Matlou, who attended the 2013 Investing in African Mining Indaba at the Cape Town International Convention Centre from February 4 to 7, explains that the implementation of the MPRDA of 2002 gave the State custodianship of mineral resources on behalf of the people of South Africa.

He explains that Section 11 of the MPRDA was crafted as an anti-avoidance provision to ensure that parties do not circumvent the aims of the MPRDA through skilful commercial structuring.

Matlou adds that Section 11 was designed to tackle two types of transitions: asset transactions – which involves the transfer, letting, assignment or disposal of mining and prospecting rights or any interest in such rights – and share transactions – which involves the disposal of a controlling interest in a company which holds mining or prospecting rights.

“Parliament realised that many mining companies, including leading mining houses such as Anglo American, AngloGold Ashanti, BHP Billiton, Gold Fields, Impala Platinum and Lonmin, are listed and their shares are traded daily.

“An exception was built into Section 11, exempting changes of control of listed companies from the requirement that Mineral Resources Minister Susan Shabangu must consent to every change of control of a listed company,” he says.

However, following four years of implementing the MPRDA, 2008 saw the Department of Mineral Resources (DMR) identify certain loopholes in the wording of Section 11.

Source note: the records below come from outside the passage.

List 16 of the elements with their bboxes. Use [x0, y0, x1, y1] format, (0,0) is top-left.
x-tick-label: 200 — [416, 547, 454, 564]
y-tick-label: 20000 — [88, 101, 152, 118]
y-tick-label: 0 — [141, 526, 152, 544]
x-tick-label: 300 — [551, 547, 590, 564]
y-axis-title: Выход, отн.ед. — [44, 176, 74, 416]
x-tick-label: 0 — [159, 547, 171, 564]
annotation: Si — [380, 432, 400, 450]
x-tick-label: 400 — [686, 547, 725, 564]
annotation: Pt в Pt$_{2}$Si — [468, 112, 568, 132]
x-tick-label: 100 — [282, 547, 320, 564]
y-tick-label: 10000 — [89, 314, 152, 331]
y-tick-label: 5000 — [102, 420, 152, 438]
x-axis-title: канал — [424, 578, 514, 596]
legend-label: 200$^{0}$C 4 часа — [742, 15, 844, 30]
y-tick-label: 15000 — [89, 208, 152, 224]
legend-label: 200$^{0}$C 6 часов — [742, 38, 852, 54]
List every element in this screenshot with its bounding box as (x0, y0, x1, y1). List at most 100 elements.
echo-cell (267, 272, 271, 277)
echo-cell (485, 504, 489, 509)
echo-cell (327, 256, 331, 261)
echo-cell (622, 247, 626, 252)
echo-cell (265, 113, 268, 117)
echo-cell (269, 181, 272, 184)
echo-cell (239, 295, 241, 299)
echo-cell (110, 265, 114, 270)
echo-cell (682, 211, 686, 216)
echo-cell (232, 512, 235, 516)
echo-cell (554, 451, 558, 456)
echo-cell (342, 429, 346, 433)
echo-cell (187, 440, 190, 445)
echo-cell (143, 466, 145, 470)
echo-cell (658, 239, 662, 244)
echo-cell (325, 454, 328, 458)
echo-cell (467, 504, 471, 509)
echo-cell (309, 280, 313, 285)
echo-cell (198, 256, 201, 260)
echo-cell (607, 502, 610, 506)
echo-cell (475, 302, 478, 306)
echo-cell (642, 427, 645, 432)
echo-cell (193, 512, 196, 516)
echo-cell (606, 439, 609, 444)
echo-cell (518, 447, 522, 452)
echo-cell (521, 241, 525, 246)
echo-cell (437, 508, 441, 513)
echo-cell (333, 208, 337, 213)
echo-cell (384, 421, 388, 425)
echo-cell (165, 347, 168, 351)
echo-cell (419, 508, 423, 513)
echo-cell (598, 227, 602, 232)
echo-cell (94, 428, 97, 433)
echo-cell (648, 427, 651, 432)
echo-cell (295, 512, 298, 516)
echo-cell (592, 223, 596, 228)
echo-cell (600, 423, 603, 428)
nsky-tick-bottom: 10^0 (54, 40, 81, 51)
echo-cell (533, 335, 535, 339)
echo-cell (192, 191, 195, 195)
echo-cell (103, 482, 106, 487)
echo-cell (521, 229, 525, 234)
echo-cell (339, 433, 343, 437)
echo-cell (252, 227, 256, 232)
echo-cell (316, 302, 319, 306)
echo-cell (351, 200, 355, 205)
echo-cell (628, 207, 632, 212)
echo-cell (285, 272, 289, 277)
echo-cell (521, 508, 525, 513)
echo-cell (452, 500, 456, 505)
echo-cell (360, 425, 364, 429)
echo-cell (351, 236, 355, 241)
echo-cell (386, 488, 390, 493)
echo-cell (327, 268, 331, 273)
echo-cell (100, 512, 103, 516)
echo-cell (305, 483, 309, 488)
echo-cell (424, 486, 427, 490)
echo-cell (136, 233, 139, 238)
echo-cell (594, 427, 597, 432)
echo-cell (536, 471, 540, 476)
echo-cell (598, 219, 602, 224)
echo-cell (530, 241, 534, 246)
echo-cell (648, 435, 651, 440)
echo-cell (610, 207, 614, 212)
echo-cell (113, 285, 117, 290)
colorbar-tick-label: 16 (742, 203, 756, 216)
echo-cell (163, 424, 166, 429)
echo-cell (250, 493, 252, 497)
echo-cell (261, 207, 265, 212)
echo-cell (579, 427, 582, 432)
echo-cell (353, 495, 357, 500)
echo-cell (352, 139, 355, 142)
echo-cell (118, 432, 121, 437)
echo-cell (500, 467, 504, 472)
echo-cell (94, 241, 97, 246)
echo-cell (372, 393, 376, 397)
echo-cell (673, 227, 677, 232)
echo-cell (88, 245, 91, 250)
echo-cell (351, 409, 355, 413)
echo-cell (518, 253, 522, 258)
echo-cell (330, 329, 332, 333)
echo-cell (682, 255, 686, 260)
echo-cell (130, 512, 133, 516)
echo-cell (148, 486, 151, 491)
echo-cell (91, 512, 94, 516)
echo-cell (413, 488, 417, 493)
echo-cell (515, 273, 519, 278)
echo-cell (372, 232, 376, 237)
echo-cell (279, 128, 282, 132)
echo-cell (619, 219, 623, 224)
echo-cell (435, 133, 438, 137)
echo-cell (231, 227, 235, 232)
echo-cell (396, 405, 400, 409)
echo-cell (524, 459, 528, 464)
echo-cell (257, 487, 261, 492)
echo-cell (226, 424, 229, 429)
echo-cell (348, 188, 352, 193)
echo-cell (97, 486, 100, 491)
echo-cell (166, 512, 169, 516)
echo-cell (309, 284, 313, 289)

Matlou says Parliament sought to address these loopholes in the 2008 amendment by increasing the ambit of Section 11 to cover every disposal of any share or shares by a mining company.

He maintains, however, that this amendment did not address the loophole in Section 11. Rather, it seemed to increase the difficulty of commercial enterprise in the mining industry.

“Although the State’s cus- todianship of the mineral resources has been widely accepted in the mining industry, the experience of mining companies between 2004 and 2008 was that Section 11 consents took too long to be granted.

“By increasing the ambit of Section 11 to cover every disposal or acquisition of any interest or share, all that Parliament was doing in 2008 was to overburden the already stretched capacity of the DMR to process Section 11 applications,” he says, adding that the 2008 amendment has not come into force.

Matlou says the 2012 MPRDA Amendment Bill went a step further in regard to Section 11, by proposing to delete the listed company exemption. This means that each time a share of a listed mining company is traded on the stock market, either on the JSE or elsewhere, the Minister must consent.

“However, it is clear that the Minister and the DMR do not have the capacity to do so,” observes Matlou, further highlighting the impact of the proposed amendment bill on capital markets.

“Should the amendment become law, shares of listed companies will effectively cease to be tradable. Clearly, the way some companies in the mining industry are structuring transactions, to circumvent the objects of the MPRDA, is challenging for the State.

“It is, therefore, necessary to enact laws designed to deal with this. Such laws must be clear and precise. In addition, the capacity of the DMR to execute its function of regulating the mining industry must be increased,” he avers.